“I did, and for that reason disfigured my head, put on a mustache, and assumed hideous spectacles. Did you never suspect my disguise, Amy?”
“No. Helen used to say that she felt something was wrong, but I never did till the other night.”
“Didn’t I do that well? I give you my word it was all done on the spur of the minute. I meant to speak soon, but had not decided how, when you came out so sweetly with that confounded old cloak, of which I’d no more need than an African has of a blanket. Then a scene I’d read in a novel came into my head, and I just repeated it con amore. Was I very pathetic and tragical, Amy?”

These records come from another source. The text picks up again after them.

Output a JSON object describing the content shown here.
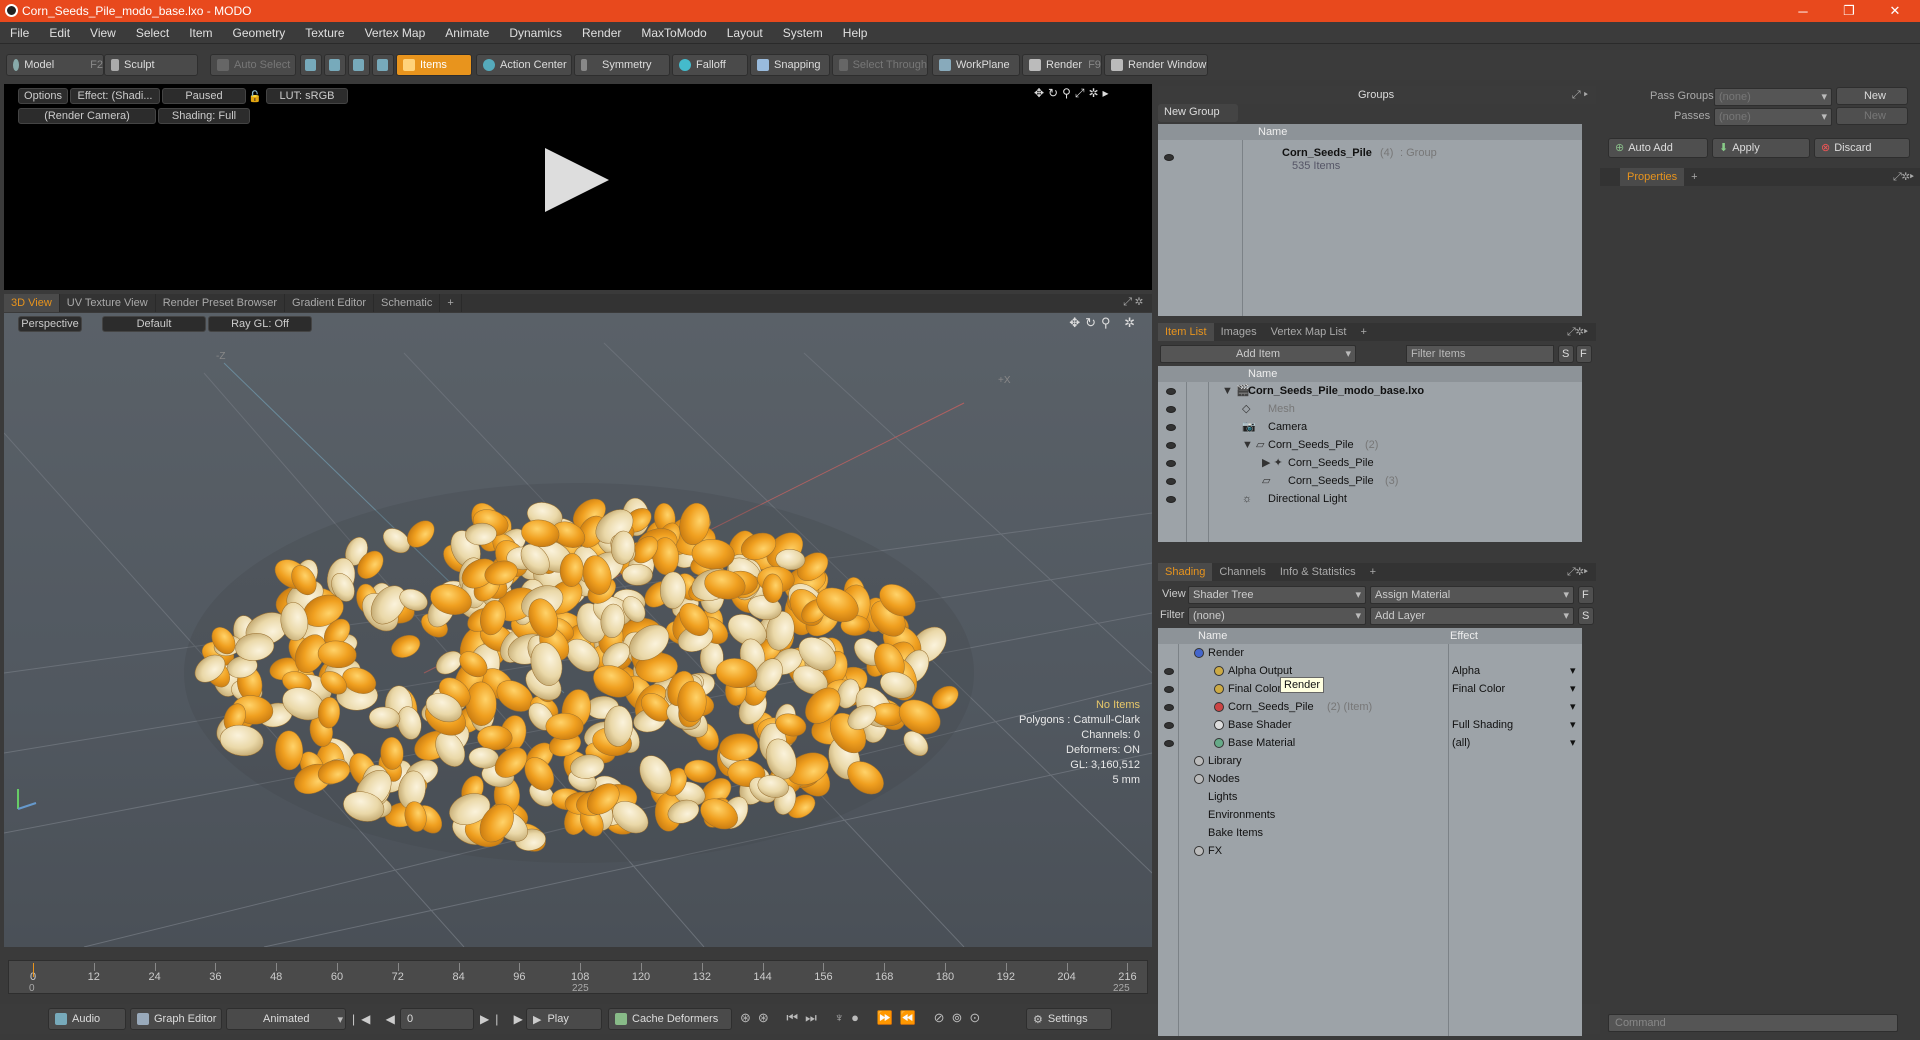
{
  "window": {
    "title": "Corn_Seeds_Pile_modo_base.lxo - MODO",
    "minimize": "─",
    "maximize": "❐",
    "close": "✕"
  },
  "menu": [
    "File",
    "Edit",
    "View",
    "Select",
    "Item",
    "Geometry",
    "Texture",
    "Vertex Map",
    "Animate",
    "Dynamics",
    "Render",
    "MaxToModo",
    "Layout",
    "System",
    "Help"
  ],
  "toolbar": {
    "model": "Model",
    "model_key": "F2",
    "sculpt": "Sculpt",
    "auto_select": "Auto Select",
    "items": "Items",
    "action_center": "Action Center",
    "symmetry": "Symmetry",
    "falloff": "Falloff",
    "snapping": "Snapping",
    "select_through": "Select Through",
    "workplane": "WorkPlane",
    "render": "Render",
    "render_key": "F9",
    "render_window": "Render Window"
  },
  "preview": {
    "options": "Options",
    "effect": "Effect: (Shadi...",
    "paused": "Paused",
    "lut": "LUT: sRGB",
    "camera": "(Render Camera)",
    "shading": "Shading: Full"
  },
  "viewport_tabs": [
    "3D View",
    "UV Texture View",
    "Render Preset Browser",
    "Gradient Editor",
    "Schematic",
    "+"
  ],
  "viewport": {
    "perspective": "Perspective",
    "default": "Default",
    "raygl": "Ray GL: Off",
    "axis_z": "-Z",
    "axis_x": "+X",
    "info": {
      "no_items": "No Items",
      "polygons": "Polygons : Catmull-Clark",
      "channels": "Channels: 0",
      "deformers": "Deformers: ON",
      "gl": "GL: 3,160,512",
      "unit": "5 mm"
    }
  },
  "timeline": {
    "ticks": [
      "0",
      "12",
      "24",
      "36",
      "48",
      "60",
      "72",
      "84",
      "96",
      "108",
      "120",
      "132",
      "144",
      "156",
      "168",
      "180",
      "192",
      "204",
      "216"
    ],
    "start": "0",
    "mid": "225",
    "end": "225"
  },
  "bottom": {
    "audio": "Audio",
    "graph_editor": "Graph Editor",
    "animated": "Animated",
    "frame": "0",
    "play": "Play",
    "cache_deformers": "Cache Deformers",
    "settings": "Settings"
  },
  "groups": {
    "title": "Groups",
    "new_group": "New Group",
    "col_name": "Name",
    "item_name": "Corn_Seeds_Pile",
    "item_count": "(4)",
    "item_type": ": Group",
    "item_sub": "535 Items"
  },
  "passes": {
    "pass_groups": "Pass Groups",
    "passes": "Passes",
    "none1": "(none)",
    "none2": "(none)",
    "new1": "New",
    "new2": "New"
  },
  "props": {
    "auto_add": "Auto Add",
    "apply": "Apply",
    "discard": "Discard",
    "tab": "Properties",
    "plus": "+"
  },
  "itemlist": {
    "tabs": [
      "Item List",
      "Images",
      "Vertex Map List",
      "+"
    ],
    "add_item": "Add Item",
    "filter": "Filter Items",
    "s": "S",
    "f": "F",
    "col_name": "Name",
    "rows": [
      {
        "label": "Corn_Seeds_Pile_modo_base.lxo",
        "extra": ""
      },
      {
        "label": "Mesh",
        "extra": ""
      },
      {
        "label": "Camera",
        "extra": ""
      },
      {
        "label": "Corn_Seeds_Pile",
        "extra": "(2)"
      },
      {
        "label": "Corn_Seeds_Pile",
        "extra": ""
      },
      {
        "label": "Corn_Seeds_Pile",
        "extra": "(3)"
      },
      {
        "label": "Directional Light",
        "extra": ""
      }
    ]
  },
  "shading": {
    "tabs": [
      "Shading",
      "Channels",
      "Info & Statistics",
      "+"
    ],
    "view_label": "View",
    "view_value": "Shader Tree",
    "assign_material": "Assign Material",
    "f": "F",
    "filter_label": "Filter",
    "filter_value": "(none)",
    "add_layer": "Add Layer",
    "s": "S",
    "col_name": "Name",
    "col_effect": "Effect",
    "rows": [
      {
        "label": "Render",
        "extra": "",
        "effect": ""
      },
      {
        "label": "Alpha Output",
        "extra": "",
        "effect": "Alpha"
      },
      {
        "label": "Final Color",
        "extra": "",
        "effect": "Final Color"
      },
      {
        "label": "Corn_Seeds_Pile",
        "extra": "(2) (Item)",
        "effect": ""
      },
      {
        "label": "Base Shader",
        "extra": "",
        "effect": "Full Shading"
      },
      {
        "label": "Base Material",
        "extra": "",
        "effect": "(all)"
      },
      {
        "label": "Library",
        "extra": "",
        "effect": ""
      },
      {
        "label": "Nodes",
        "extra": "",
        "effect": ""
      },
      {
        "label": "Lights",
        "extra": "",
        "effect": ""
      },
      {
        "label": "Environments",
        "extra": "",
        "effect": ""
      },
      {
        "label": "Bake Items",
        "extra": "",
        "effect": ""
      },
      {
        "label": "FX",
        "extra": "",
        "effect": ""
      }
    ],
    "tooltip": "Render"
  },
  "command": {
    "placeholder": "Command"
  },
  "colors": {
    "accent": "#e8941d",
    "titlebar": "#e8491d",
    "list_bg": "#9da3a8"
  }
}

“I thought so then. It strikes me as ridiculous now, and I can’t help feeling sorry that I wasted so much pity on a man who—”
“Loves you with all his heart and soul. Did you cry and grieve over me, dear little tender thing? and do you think now that I am a heartless fellow, bent only on amusing myself at the expense of others? It’s not so; and you shall see how true and good and steady I can be when I have any one to love and care for me. I’ve been alone so long it’s new and beautiful to be petted, confided in, and looked up to by an angel like you.”
He was in earnest now; she felt it, and her anger melted away like dew before the sun.
“Poor boy! You will go home with us now, and let us take care of you in quiet England. You’ll play no more pranks, but go soberly to work and do something that shall make me proud to be your cousin, won’t you?”
“If you’ll change ‘cousin’ to ‘wife’ I’ll be and do whatever you please. Amy, when I was a poor, dying, Catholic foreigner you loved me and would have married me in spite of everything. Now that I’m your well, rich, Protestant cousin, who adores you as that Pole never could, you turn cold and cruel. Is it because the romance is gone, or because your love was only a girl’s fancy, after all?”
“You deceived me and I can’t forget it; but I’ll try,” was the soft answer to his reproaches.
“Are you disappointed that I’m not a baron?”